Seven patients had eight major adverse events. Four events occurred in the hospital (1 death, 2 non-fatal intracranial bleeds, and 1 stroke) and were attributable to fibrinolytic therapy. After discharge from the hospital, over a 27.8 person-year follow-up, 4 patients had 4 major adverse events (2 deaths, 1 recurrence of PVT, and 1 major bleed), at a rate of 0.14/person-years (95% CI: 0.05 to 0.38). The earliest event occurred at 1 month and the last at 4 months. There were no adverse events beyond 4 months of follow-up. Overall, 6 of 10 (60%) patients who did not improve by at least 1 New York Heart Association functional class had a major complication compared with one of 19 (5.3%) who did improve (p = 0.0026). Reduction in valve gradients with FT did not correlate with improvement in functional class and was not associated with the occurrence of adverse outcomes.
This is the first report to document the occurrence of spontaneous valve opening after failed FT. In a review of 243 patients in 17 retrospective studies with failed FT, Huang et al. (3) found that follow-up information was not available in more than 40% of patients even for assessment of 30-day outcomes. None of the studies followed up patients beyond 30 days. This information is relevant for developing countries because many patients with residual valve dysfunction do not undergo redo surgery.

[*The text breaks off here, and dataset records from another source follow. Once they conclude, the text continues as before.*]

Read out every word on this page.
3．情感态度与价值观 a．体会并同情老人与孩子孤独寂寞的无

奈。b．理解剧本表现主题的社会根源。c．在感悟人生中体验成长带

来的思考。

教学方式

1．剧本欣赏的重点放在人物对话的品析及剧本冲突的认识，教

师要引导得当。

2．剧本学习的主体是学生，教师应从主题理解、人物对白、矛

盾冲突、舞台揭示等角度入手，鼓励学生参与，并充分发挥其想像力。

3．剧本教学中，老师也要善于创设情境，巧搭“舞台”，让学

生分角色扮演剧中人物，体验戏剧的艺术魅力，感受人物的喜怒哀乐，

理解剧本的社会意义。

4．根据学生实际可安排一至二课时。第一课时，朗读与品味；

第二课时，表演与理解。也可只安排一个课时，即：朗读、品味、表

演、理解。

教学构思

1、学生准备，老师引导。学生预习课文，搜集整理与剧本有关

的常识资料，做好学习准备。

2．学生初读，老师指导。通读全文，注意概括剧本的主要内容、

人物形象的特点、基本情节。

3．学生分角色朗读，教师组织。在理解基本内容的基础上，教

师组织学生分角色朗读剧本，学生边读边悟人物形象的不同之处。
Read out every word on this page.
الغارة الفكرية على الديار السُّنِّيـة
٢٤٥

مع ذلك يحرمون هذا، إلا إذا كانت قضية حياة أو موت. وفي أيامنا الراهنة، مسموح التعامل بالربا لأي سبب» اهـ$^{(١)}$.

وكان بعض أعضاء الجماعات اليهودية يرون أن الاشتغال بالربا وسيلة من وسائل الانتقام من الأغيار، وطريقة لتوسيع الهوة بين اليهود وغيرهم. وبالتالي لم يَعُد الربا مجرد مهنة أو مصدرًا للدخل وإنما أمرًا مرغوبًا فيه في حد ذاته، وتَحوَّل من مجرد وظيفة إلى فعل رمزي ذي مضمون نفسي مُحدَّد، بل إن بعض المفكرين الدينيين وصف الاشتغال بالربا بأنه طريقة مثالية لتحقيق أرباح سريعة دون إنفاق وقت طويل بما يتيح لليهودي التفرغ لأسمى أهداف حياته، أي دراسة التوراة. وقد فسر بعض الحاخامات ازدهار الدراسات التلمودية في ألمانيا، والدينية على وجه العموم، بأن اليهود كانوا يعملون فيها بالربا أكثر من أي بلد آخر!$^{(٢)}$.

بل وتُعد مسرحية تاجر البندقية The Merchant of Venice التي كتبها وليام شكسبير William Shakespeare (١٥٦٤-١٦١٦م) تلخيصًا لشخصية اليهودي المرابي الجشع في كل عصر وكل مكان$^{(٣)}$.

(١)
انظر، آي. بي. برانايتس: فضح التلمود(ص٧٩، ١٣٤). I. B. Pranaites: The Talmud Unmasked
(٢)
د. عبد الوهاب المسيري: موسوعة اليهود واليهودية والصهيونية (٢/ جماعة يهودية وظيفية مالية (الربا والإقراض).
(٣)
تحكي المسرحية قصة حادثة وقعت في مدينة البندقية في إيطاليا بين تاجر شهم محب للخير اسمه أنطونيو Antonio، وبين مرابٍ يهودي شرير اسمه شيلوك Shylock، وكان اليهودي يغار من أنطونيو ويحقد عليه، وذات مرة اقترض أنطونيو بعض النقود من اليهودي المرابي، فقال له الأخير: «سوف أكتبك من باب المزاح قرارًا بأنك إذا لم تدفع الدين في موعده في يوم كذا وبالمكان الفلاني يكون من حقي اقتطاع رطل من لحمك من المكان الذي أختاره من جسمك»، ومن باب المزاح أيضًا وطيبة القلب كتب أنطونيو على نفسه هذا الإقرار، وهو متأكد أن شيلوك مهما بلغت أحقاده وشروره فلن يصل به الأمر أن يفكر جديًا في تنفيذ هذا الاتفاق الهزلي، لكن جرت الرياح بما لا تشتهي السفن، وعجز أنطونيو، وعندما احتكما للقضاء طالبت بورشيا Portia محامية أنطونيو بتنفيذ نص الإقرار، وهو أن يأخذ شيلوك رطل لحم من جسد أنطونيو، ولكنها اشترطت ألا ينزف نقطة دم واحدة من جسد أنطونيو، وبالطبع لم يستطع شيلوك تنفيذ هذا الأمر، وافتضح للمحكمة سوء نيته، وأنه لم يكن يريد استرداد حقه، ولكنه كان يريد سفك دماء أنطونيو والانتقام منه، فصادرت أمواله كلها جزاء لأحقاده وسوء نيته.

Though spontaneous restoration of valve function was common, the rate of major adverse events during follow-up was high. However, these events occurred almost exclusively in patients (6 of 7) who were in New York Heart Association functional class III or those who had not improved in functional class with FT. The magnitude of reduction in transvalvular gradients, though predictive of spontaneous valve opening, was not associated with either improvement in functional class or the occurrence of adverse events. Transvalvular gradients are dynamic and are influenced by many variables, including heart rate, and may misrepresent the degree of valve dysfunction. However, these findings are based on a small number of patients and must be interpreted cautiously.
In conclusion, residual valve dysfunction after FT normalizes spontaneously in nearly one-half the patients, but the risk of major adverse events is prohibitively high, particularly among patients who do not show improvement in functional class after FT. Thus, these patients should be triaged for early redo surgery irrespective of the reduction in transvalvular gradients.
Please note: All authors have reported that they have no relationships relevant to the contents of this paper to disclose.